Americans who somehow missed the ‘Russiagate’ book can now see the movie adaptation, namely former special counsel Robert Mueller’s testimony before two committees of Congress. A must-see event, or much ado about nothing?
Mueller will appear before the House Judiciary and Intelligence committees on Wednesday, four months after he concluded his investigation into Democrats’ allegations that Donald Trump “colluded” with Russia during the 2016 US presidential elections – finding nothing to substantiate that claim.
Democrats, who had pinned their hopes of forcing Trump out of the Oval Office on Mueller, quickly pivoted from disappointment to outrage, arguing that his 448-page report released in mid-April proved the president had engaged in obstruction of justice.
Mueller was initially reluctant to testify, telling reporters at the end of May that the report was self-explanatory and that he had nothing to add to it.

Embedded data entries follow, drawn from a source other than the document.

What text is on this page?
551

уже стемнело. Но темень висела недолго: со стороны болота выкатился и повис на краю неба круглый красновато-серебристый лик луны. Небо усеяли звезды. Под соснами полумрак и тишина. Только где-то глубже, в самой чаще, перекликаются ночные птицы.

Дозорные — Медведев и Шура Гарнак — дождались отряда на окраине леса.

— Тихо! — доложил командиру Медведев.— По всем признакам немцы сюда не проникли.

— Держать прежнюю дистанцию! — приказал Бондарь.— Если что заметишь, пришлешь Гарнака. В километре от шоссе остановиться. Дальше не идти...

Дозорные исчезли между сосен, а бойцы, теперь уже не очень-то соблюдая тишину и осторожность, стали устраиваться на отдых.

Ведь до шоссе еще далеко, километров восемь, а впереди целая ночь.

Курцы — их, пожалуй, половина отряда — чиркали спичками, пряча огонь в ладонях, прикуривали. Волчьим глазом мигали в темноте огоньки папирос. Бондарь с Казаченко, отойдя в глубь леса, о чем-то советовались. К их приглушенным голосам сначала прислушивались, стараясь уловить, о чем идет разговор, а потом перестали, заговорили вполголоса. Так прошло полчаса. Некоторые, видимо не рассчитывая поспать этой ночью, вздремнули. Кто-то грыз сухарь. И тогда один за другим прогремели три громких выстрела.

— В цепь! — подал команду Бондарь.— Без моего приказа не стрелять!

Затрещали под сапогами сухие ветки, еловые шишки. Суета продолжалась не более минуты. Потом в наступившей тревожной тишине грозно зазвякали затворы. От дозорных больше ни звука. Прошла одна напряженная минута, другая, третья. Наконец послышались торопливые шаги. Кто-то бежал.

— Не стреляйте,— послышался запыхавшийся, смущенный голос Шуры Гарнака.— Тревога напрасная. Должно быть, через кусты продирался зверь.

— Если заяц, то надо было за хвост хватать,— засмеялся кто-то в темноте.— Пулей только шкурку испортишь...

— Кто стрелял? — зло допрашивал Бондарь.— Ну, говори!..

We chose those words carefully, and the work speaks for itself. The report is my testimony.
He was originally scheduled to appear on July 17, but the testimony was delayed by a week. There were reports on Tuesday that he requested his chief of staff Aaron Zebley to be sworn in, along with speculation as to what that might mean.
Republicans are expected to grill Mueller on the origins of his probe, the role of former FBI employees Peter Strzok and Lisa Page – infamous for anti-Trump texts exchanged during their extramarital affair – the role of the “dossier” compiled by British spy Christopher Steele and paid for by Hillary Clinton’s campaign, as well as any other flaws and inconsistencies in the report.
Democrats, on the other hand, intend to milk the hearings for maximum publicity, live-tweeting the key moments with hashtags prepared beforehand and have celebrities reading from the special counsel’s report, all in an effort to paint Trump as a threat to “our democracy.”
The party’s strategy was outlined in a six-page memo from House Speaker Nancy Pelosi (D-California), doubling up on the claims that the Clinton campaign first made in July 2016.
“Mueller’s report uncovered the truth behind one of the most serious attacks on our democracy in our history,” the memo said, adding that “the Russians waged an all-out, systematic assault on the 2016 elections to benefit Donald Trump.”
Pelosi pledged the Democrats would “investigate, litigate, legislate” in defense of “our sacred Constitution.” She did not, however, mention the word “impeach.” Though a growing number of Democrats have eagerly jumped on that bandwagon since the Mueller report came out, last week’s vote on an impeachment motion was defeated.
Mueller may have failed to deliver on the years of hype, but the media and politicians pushing the “Russiagate” conspiracy simply have no choice but to keep going – and in the absence of anything better, beating a dead horse will just have to do.
Restaurants and bars across the Washington, DC area are already promoting their food and drink specials, with journalists and political operatives expected to huddle around television sets, hanging onto Mueller’s every word. But for the remaining 330 million or so Americans, it will be just another Wednesday.